It’s hard to imagine giving birth in a foreign land, without one’s relatives or a home. Having had to flee a war-torn country, leaving everything behind. That’s the reality of many Syrian women who fled from a devastating war that led to a refugee crisis.
In 2016, thousands of Syrian refugees fled to Europe, escaping the bombs and the terror of ISIS, and dreaming of a new start. Of them, one in ten were pregnant women.
Paradise Without People is a moving, thought-provoking documentary produced by TIME Magazine and directed by Emmy-nominated journalist, Francesca Trianni. The documentary follows the journey of two Syrian women, Taimaa and Nour, who give birth in Greece while seeking asylum. It’s a bittersweet documentary. Tender and heartwarming, but extremely sad and frustrating. It will leave the audience shaken and have them questioning their conscience.
As viewers, we get a glimpse of the life in the Greek refugee camps, its harshness, and the bureaucratic nightmare involved with asylum-seeking. Families live in very basic tents, one next to the other, with very bad sanitary conditions and scarce commodities. There’s no playground for the children to spend their time; adults have nothing to do and nowhere to go. These families escaped from a devastating war hoping for a new life in a peaceful country.
Their journey was hard and dangerous, but the reality they come up against after arriving in Europe isn’t as they expected. Thousands of refugees are stranded in overcrowded refugee camps, in despicable conditions. Nour’s husband, Yousef, complains: “I wasn’t responsible for this war to have to run away and go from place to place and beg for diapers or beg different organizations for milk, and just sit like an animal and just eat, drink and sleep”.
It feels like they are nothing but mere witnesses to their lives, not owning it anymore. They don’t get to make the decisions, to choose.
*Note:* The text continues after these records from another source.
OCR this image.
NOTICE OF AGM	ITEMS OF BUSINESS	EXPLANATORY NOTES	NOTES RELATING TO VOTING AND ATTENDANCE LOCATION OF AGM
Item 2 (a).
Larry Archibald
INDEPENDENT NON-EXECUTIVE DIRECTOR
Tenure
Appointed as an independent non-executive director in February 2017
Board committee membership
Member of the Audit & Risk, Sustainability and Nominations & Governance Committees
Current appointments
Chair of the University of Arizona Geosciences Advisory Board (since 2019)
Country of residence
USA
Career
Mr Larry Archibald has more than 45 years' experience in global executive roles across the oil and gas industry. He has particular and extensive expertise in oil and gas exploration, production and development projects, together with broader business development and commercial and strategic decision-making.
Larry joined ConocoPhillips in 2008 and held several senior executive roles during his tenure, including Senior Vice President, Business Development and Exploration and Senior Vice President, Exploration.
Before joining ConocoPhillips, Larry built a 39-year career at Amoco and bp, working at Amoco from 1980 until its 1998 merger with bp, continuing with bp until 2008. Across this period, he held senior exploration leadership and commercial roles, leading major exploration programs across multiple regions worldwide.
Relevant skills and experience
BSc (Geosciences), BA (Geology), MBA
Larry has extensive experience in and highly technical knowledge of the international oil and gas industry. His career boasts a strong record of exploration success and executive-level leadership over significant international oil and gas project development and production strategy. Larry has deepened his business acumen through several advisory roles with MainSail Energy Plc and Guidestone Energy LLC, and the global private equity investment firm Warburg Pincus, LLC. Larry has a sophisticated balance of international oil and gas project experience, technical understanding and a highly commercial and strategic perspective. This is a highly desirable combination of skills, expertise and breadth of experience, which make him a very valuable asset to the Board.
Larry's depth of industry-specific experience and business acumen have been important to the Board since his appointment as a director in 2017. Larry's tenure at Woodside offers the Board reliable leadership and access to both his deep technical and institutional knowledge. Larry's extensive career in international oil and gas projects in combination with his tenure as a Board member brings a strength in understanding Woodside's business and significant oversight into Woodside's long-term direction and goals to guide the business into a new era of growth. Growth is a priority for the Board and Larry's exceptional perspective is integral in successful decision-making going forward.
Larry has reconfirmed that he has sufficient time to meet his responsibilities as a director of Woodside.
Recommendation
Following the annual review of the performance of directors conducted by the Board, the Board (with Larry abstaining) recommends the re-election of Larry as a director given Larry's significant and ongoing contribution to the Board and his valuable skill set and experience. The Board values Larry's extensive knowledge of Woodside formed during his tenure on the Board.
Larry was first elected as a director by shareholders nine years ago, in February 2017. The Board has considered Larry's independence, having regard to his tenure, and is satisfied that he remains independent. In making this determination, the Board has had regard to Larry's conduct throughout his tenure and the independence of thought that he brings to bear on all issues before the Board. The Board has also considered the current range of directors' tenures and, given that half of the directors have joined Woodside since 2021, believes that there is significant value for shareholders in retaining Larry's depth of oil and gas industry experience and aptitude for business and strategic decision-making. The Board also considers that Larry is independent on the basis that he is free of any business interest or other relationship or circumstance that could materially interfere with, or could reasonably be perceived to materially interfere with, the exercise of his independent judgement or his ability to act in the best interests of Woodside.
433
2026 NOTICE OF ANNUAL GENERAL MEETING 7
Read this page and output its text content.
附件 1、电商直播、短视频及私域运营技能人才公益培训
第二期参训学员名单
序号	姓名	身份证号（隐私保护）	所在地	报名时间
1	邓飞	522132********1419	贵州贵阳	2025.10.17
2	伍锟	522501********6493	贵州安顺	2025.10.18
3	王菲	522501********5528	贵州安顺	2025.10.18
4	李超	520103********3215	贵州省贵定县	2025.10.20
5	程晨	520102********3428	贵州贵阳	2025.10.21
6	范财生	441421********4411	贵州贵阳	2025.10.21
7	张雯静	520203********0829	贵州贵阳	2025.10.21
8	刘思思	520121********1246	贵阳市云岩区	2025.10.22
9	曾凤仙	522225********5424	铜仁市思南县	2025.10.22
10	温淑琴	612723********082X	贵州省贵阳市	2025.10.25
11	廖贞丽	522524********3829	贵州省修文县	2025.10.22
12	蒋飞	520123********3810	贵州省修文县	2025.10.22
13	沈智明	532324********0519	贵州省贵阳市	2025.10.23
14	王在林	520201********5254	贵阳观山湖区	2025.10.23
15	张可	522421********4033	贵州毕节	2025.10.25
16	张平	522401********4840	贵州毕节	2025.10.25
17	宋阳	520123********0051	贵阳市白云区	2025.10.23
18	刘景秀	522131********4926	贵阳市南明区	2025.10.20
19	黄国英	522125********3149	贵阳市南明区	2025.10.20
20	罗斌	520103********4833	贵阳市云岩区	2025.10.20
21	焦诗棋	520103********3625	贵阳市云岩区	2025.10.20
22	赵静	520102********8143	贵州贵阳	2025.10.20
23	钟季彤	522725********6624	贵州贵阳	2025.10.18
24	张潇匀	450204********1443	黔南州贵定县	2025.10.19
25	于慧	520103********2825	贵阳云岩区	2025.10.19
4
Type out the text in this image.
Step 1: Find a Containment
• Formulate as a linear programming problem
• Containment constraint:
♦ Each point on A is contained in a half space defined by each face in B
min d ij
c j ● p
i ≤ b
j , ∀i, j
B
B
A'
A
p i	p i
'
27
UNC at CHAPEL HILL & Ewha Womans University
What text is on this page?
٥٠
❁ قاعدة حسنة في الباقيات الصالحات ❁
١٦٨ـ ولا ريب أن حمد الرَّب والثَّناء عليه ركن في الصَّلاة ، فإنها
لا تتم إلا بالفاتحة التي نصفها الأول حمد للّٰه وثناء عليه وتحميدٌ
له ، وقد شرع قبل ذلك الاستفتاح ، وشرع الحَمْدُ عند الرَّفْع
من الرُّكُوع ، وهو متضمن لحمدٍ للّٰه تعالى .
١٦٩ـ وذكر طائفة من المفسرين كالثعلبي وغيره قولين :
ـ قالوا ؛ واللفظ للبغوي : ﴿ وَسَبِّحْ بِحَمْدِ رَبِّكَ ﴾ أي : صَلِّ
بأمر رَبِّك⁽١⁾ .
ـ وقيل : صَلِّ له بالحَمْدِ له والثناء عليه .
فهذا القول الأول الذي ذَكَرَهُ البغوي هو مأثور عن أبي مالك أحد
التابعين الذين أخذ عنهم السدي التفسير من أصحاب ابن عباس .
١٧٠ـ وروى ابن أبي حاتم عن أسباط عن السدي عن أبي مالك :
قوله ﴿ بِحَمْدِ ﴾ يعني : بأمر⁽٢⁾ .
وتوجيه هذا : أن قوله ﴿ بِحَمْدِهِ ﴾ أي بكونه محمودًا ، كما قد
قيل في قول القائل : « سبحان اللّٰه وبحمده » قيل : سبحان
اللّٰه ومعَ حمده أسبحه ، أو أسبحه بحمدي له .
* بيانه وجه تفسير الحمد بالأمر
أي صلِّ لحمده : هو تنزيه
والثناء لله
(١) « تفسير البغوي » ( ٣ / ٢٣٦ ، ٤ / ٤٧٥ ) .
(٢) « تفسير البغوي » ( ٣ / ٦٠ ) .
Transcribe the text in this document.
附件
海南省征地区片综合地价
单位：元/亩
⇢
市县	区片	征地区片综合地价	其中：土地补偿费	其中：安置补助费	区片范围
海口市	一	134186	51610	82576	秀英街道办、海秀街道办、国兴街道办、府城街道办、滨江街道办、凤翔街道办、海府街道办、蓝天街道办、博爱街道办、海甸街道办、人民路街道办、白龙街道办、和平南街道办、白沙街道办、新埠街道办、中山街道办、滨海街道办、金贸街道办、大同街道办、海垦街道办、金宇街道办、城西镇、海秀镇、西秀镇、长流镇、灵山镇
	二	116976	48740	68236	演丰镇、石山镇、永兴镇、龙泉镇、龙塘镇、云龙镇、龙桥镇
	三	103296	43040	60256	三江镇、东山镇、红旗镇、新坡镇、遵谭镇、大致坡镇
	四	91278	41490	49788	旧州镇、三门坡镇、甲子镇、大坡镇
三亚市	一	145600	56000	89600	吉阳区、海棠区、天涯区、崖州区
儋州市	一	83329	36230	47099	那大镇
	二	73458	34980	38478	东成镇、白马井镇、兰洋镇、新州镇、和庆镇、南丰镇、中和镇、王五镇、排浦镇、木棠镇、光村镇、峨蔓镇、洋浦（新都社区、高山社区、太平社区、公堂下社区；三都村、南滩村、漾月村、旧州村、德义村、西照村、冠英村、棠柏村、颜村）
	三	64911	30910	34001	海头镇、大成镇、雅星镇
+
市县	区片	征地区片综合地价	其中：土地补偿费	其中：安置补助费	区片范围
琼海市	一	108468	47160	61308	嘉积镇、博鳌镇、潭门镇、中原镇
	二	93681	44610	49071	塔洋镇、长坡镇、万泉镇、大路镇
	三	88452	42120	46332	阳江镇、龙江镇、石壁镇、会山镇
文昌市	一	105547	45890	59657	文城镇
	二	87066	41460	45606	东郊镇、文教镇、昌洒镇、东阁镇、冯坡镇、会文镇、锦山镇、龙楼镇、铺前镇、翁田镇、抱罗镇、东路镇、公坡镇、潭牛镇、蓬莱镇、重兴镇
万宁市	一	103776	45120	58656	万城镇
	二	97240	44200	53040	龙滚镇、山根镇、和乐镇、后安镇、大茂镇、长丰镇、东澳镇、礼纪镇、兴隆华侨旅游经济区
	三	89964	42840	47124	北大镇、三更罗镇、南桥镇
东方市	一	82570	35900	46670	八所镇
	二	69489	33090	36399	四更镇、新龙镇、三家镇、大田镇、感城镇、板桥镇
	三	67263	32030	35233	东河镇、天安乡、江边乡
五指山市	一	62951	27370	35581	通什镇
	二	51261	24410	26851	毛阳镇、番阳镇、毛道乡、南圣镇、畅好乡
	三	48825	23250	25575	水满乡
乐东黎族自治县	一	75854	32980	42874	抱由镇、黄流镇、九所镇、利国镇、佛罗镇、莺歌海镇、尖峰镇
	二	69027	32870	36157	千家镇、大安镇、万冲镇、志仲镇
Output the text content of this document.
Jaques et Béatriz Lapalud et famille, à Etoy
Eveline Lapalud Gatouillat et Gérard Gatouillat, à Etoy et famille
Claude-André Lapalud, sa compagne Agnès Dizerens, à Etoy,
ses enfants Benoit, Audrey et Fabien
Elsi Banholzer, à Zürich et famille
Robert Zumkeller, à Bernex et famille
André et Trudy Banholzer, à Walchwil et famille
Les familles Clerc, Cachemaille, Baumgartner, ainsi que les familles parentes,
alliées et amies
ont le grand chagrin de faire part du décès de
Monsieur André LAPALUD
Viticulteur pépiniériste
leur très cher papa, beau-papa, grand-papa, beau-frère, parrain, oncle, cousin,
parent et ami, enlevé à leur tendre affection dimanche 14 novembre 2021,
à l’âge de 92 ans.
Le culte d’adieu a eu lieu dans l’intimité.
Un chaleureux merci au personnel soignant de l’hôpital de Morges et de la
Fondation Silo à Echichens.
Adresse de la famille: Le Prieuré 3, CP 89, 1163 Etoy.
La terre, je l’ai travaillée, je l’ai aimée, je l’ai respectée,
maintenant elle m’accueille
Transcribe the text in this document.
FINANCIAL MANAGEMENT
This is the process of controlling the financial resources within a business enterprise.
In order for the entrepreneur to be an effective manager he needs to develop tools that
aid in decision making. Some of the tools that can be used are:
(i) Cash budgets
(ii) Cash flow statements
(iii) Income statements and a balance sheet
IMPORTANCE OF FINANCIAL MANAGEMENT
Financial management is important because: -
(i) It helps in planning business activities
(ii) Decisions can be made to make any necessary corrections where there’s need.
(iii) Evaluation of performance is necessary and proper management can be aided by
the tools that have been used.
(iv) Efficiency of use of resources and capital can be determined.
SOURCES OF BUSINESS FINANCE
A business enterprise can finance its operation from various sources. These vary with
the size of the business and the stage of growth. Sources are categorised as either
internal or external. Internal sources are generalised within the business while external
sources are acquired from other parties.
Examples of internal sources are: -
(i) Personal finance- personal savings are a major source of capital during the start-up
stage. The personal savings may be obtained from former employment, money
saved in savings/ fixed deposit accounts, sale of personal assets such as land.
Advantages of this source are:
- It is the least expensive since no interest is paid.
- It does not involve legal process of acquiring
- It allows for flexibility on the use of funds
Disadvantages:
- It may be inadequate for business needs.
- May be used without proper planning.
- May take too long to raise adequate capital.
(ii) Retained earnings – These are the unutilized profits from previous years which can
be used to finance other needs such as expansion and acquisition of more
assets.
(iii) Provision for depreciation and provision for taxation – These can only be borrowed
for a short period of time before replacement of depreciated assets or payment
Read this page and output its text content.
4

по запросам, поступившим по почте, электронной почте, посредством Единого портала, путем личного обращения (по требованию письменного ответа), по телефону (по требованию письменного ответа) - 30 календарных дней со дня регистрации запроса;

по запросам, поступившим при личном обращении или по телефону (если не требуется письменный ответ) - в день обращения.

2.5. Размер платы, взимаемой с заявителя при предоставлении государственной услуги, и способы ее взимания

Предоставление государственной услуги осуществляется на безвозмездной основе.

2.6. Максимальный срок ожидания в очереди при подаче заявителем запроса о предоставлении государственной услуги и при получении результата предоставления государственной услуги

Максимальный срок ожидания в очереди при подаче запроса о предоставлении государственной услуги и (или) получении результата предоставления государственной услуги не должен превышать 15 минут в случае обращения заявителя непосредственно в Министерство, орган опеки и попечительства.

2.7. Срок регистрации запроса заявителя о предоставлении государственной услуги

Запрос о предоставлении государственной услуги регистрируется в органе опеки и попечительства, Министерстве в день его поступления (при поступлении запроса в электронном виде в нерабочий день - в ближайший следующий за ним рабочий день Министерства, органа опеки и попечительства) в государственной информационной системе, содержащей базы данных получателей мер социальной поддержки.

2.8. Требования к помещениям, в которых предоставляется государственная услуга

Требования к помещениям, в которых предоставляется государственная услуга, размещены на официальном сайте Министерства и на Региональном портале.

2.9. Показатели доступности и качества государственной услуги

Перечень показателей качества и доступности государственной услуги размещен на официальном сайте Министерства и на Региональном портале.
Before the war, they had a life in Syria: jobs, studies, dreams. Now they only have one another. Nour was a university student before she fled her hometown, and Taimaa worked as a music teacher. At this time, their dreams have changed: they both want to raise their children in a war-free country. “You don’t know the privilege of stability until it is taken from you”, says Taimaa.
Like the rest of the families in the camps, they patiently wait for a call from the Asylum Centre that will allow them to start building a new life. They won’t know their fate until later, in a face-to-face interview, when they will be told in what European country they can resettle. It’s not up to them. They might be lucky and end up in a country like Germany or The Netherlands, where most of them want to relocate to, or they might be sent to a small, unknown country like Estonia, with few immigrants and without a Muslim community.
The stories portrayed in Paradise Without People are heartbreaking, but the film is beautiful, full of very intimate scenes and poignant moments. Behind the feature, there’s a top-notch, all-female team, who managed to create an immaculate portrayal of a very crude reality. The visuals, aesthetic, music, and editing are perfectly balanced and accompany the story exquisitely. It’s the perfect mix between in-depth journalism and cinematic storytelling.
Paradise Without People is Francesca Trianni’s first film, but not the first time she worked with these families. She had already produced Finding Home, a year-long award-winning multimedia project on the Syrian refugee crisis, told by the story of three newborns, including Nour and Taimaa’s babies.
The documentary is currently screening online at the Melbourne Documentary Film Festival. This year’s edition is completely virtual, and the film can be purchased and screened on demand until 2 August 2020.